Idalia.”

He escorted her to the edge of the Mountainfolk camp, and Idalia, tucking her cloak tightly around her against the eternal winter wind, went off to find out who wanted to see her.

—«♦»—

SHE caught up with Dionan fairly quickly. He had Vestakia with him, and they were searching among the Healers’ tents, obviously looking for her.

“Idalia!” Vestakia cried, sounding breathless with relief. “We’ve been looking everywhere for you!”

“So I discover,” Idalia said dryly. “Here I am. I See you, Dionan.”

“I See you, Idalia Wildmage,” Dionan answered, bowing respectfully. “Redhelwar asks, if you would find it convenient, if perhaps it would please you to join him in his tent.”

No wonder the Elves drive the Mountainfolk crazy, Idalia thought wryly. From her long experience with the Elves, she had no difficulty understanding that she had been bidden to come to the Elven General at once—whether it “pleased” her or not. But few humans without equivalent experience of the Elves would find Dionan’s words as easy to decode.

“Of course,” Idalia said. “It would please me greatly,” she added for good measure.

Dionan led her—and Vestakia as well—through the milling and confusion of the camp. Redhelwar’s scarlet pavilion was an oasis of serenity in the midst of all the apparent disorder—though nothing in an Elven camp was ever really disorganized.

When they reached the tent, Dionan bowed them in ahead of him. Idalia entered first, and found that the pavilion was filled with people.

Kellen was there, and Jermayan, as well as a number of the high-ranking Elven war leaders. More surprising—for this seemed to be a strategy meeting— Rochinuviel, the Vicereign of Ondoladeshiron, was there, and Atroist as well.

Naturally, tea must be served and drunk before the business of the meeting could be discussed, though things went swiftly by Elven standards. When the delicate Elvenware cups had been collected and set aside, Redhelwar spoke.

“We have been blooded by the foe, and he will be a difficult enemy to master,” Redhelwar said. “Yet by the grace of Leaf and Star, and with Vestakia’s aid and that of our Wildmages, we shall find the dark places in which he bides and scour his presence from the land, so that They have no foothold here, and the poor tortured spirits of our cousins can find rest at last.”

There was a profound moment of silence, and Idalia remembered what Kellen had told her: even while they devoted every fiber of their being to killing the Shadowed Elves, their Elves never stopped thinking of them as Elves, and hating the necessity that drove them to slaughter what they considered to be their own kind.

“Yet this is a fight that cannot be won with sword and spear alone,” Redhelwar said, continuing. “We must once more take up our alliance with those who wield the Wild Magic, as it was in the time of the Great War. To that end, Rochinuviel brings word from Andoreniel.”

Rochinuviel bowed, stepping forward. The Vicereign was gowned as elaborately as she had been on the day that she had greeted the Unicorn Knights on the Gathering Plain. Diamonds and moonstones glowed and glittered in her long black hair, and she wore a cloak of thick white fur over a gown of white velvet banded in ermine and satin as bright as ice. But despite the fact that she was dressed for Court in a pavilion full of men and women wearing armor and coarser furs, she did not look out of place. She was simply Rochinuviel, as inviolate as the snowcapped peaks.
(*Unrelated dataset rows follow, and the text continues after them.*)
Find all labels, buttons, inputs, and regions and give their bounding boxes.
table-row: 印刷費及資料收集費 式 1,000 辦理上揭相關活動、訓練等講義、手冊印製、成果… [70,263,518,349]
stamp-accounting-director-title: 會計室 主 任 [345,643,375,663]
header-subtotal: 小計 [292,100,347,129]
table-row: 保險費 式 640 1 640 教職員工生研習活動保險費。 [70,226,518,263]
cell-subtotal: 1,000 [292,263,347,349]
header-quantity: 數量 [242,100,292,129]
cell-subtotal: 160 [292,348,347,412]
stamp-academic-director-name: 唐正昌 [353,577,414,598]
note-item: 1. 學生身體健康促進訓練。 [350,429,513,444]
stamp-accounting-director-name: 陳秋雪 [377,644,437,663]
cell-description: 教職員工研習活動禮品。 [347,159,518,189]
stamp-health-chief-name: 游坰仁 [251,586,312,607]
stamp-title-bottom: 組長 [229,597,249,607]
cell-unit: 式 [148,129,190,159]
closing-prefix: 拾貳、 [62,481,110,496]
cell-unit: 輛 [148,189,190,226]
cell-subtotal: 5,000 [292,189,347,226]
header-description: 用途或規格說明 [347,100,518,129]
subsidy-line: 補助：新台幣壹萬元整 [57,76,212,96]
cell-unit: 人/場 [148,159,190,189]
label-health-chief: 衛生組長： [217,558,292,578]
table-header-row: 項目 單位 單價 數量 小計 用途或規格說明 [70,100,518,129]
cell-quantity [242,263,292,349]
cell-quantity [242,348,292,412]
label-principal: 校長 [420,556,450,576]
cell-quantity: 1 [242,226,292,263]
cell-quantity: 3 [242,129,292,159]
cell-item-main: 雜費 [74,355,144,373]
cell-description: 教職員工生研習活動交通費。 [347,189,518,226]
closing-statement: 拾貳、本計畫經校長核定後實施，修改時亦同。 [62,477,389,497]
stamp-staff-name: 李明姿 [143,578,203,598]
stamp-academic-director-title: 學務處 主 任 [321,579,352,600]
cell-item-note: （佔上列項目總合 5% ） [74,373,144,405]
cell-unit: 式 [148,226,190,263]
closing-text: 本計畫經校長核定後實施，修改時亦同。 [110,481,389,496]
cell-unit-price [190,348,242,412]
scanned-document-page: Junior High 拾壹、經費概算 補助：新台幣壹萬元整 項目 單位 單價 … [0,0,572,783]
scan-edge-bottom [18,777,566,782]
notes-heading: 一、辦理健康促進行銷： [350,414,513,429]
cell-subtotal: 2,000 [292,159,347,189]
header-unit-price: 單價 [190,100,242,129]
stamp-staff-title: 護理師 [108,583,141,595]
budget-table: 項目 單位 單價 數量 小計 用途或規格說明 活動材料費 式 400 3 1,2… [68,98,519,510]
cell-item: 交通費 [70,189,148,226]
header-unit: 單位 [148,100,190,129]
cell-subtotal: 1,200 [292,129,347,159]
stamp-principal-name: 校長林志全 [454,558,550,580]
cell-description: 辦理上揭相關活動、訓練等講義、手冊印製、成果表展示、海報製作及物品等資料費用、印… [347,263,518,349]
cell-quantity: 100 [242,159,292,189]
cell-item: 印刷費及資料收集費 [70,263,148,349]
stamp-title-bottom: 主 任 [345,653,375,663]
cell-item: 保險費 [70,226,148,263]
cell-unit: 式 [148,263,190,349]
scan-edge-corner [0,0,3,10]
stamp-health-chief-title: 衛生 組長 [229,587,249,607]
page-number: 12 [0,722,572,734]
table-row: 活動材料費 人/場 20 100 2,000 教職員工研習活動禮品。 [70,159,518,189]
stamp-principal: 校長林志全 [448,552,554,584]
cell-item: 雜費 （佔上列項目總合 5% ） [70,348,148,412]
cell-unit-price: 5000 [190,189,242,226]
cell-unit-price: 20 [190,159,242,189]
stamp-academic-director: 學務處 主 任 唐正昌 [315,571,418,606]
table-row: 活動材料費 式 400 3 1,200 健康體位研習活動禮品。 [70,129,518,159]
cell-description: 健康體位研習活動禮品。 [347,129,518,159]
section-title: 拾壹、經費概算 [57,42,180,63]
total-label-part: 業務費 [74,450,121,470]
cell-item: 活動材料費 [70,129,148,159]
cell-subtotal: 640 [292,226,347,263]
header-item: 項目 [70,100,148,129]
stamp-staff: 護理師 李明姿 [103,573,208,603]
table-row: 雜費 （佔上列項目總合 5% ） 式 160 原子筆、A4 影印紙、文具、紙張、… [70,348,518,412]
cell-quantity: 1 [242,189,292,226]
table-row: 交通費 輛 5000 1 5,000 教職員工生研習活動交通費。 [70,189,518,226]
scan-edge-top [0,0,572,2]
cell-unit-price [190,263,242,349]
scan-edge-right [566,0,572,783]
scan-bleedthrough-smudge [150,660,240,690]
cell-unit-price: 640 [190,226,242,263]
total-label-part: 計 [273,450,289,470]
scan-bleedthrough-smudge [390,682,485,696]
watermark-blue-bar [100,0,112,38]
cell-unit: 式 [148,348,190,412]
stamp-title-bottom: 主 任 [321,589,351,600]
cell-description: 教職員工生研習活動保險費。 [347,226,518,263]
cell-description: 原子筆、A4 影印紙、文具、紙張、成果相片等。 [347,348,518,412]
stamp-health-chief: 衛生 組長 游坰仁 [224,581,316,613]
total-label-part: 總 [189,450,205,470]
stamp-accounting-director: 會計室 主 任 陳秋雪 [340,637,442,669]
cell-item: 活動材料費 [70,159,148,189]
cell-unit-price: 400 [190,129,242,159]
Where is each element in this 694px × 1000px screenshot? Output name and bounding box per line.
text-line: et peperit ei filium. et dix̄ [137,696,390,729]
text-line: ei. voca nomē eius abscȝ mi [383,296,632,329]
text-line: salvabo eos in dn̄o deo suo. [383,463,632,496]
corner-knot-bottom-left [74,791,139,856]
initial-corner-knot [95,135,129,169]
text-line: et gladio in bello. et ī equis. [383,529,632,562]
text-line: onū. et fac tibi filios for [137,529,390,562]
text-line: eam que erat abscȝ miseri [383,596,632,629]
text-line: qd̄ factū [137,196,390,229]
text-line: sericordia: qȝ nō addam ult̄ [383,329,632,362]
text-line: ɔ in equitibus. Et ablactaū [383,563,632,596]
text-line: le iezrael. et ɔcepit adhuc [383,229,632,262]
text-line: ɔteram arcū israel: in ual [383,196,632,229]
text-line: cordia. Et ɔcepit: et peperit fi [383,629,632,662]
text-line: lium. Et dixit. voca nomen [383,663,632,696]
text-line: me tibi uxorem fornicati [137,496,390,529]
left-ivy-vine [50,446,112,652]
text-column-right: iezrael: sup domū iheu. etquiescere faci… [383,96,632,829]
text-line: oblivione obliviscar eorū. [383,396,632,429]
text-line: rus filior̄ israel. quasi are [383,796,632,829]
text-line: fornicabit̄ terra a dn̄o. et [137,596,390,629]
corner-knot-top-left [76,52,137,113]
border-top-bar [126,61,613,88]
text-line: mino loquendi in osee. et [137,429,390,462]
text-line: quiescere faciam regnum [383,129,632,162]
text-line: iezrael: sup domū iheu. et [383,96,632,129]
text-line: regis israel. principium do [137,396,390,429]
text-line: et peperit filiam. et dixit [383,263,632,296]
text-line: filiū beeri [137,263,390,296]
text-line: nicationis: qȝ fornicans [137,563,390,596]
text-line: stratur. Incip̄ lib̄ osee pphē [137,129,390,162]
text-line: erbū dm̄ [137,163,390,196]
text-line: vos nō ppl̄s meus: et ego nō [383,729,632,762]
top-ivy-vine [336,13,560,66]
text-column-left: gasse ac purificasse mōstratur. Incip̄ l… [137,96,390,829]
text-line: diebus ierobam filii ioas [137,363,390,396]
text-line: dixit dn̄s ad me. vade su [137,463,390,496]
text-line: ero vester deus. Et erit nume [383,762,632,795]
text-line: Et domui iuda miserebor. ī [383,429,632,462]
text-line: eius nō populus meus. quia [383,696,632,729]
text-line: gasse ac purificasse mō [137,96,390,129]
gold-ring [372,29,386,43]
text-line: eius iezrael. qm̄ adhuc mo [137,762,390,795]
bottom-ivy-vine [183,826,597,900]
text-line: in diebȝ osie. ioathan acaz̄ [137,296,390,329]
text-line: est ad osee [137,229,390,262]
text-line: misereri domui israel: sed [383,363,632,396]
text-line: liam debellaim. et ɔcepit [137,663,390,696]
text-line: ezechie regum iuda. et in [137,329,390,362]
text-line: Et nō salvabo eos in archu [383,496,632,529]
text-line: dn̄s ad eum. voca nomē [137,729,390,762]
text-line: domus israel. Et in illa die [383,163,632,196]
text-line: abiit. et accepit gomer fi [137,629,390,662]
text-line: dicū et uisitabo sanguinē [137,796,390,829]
“Your words honor me, Redhelwar. The words of Andoreniel will bring change to the Elven Lands. It is, as I am sure you expect, a hard counsel, but wise, and in time of danger, new ideas must not be set aside merely because they are new. Andoreniel’s words are these: the Lostlanders must come south, every man, woman, and child of them, every goat and sheep, every household chattel. No living thing which they value is to be left behind. They will be granted safe passage through the Elven Lands, escorted by our own people, all the way to the lands of Men. Then shall their Wildmages fight among us against the Shadowed Elves, and those of their young men who are willing as well. All of the Lostlanders who take up arms in honor of the ancient treaties shall be our valued allies, and all the rest shall be safe in the Lands of Men, and all who aid them there shall have the gratitude of the Elves. So says Andoreniel, Lord of the Nine Cities.”

Atroist let out a deep sigh of relief, bowing his head.

“I shall tell them this at once, Lady. You are more than generous.”

“It is not I who am generous,” Rochinuviel said, rebuking him gently, “but Andoreniel, who speaks through me. I have given his words, and now I will go, and leave you to see to the matters of war. You will tell Andoreniel when he may expect your people to arrive.”